Ce constat explique, en partie, pourquoi le passage à la réalisation revêt une importance particulière. En avril 2023, Netflix diffusa Weathering, un court métrage de vingt minutes qu’elle avait elle-même écrit et réalisé. Le film — l’histoire d’une journaliste qui s’effondre seule chez elle après avoir perdu son enfant à la naissance — réunit Alfre Woodard, Jermaine Fowler et Alexis Louder au générique, et fut produit par la société Lea Pictures de Bradley Cooper. Qu’un premier court métrage réunisse ce niveau de distribution et ce producteur constitue en soi un signal sur la réputation qu’elle s’est construite, même lorsque l’industrie n’a pas su comment l’utiliser.

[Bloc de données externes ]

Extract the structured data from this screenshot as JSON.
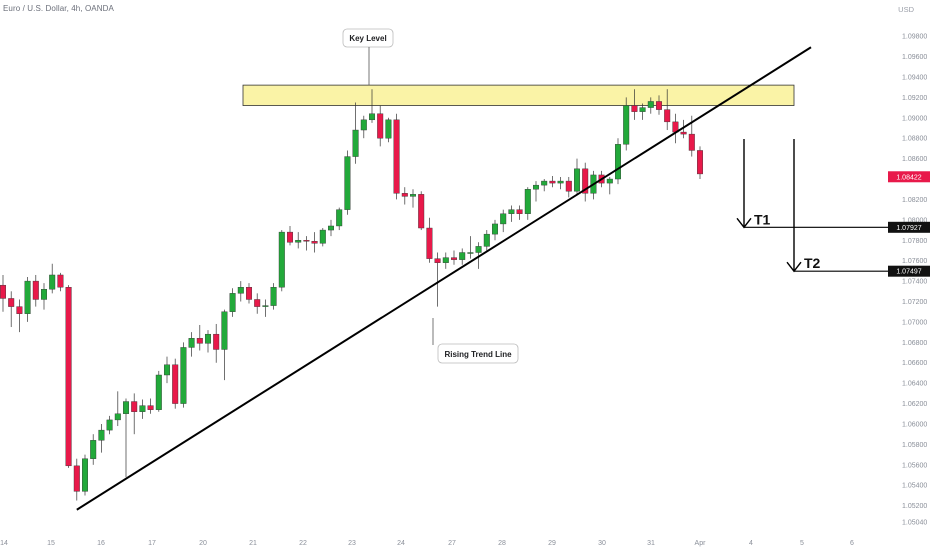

En 2025, elle a rejoint Alert : Missing Persons Unit pour la troisième et dernière saison sur Fox, où elle interprète le lieutenant Gabrielle Bennett, un personnage ambitieux et politiquement habile. La série a ensuite été annulée. En 2026, elle prête sa voix à Nanali dans Marvel 1943 : Rise of Hydra, l’un des jeux vidéo les plus attendus de l’année. Nanali est la cheffe du réseau d’espionnage wakandais, un agent infiltré dans le Paris occupé pendant la Seconde Guerre mondiale, et l’un des quatre personnages jouables.

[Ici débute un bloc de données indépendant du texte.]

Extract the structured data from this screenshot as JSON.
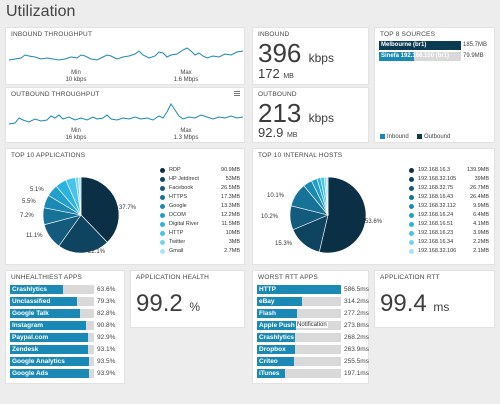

Le prochain projet en chair et en os n’est pas encore annoncé. Ce qui existe déjà — à travers vingt-cinq ans de télévision, de cinéma, de doublage, de scène et de réalisation — est un ensemble cohérent qui a systématiquement dépassé la reconnaissance qu’il a reçue. La réserve navajo et la lignée igbo ne lui ont pas donné une histoire simple. Elles lui ont donné une histoire plus riche.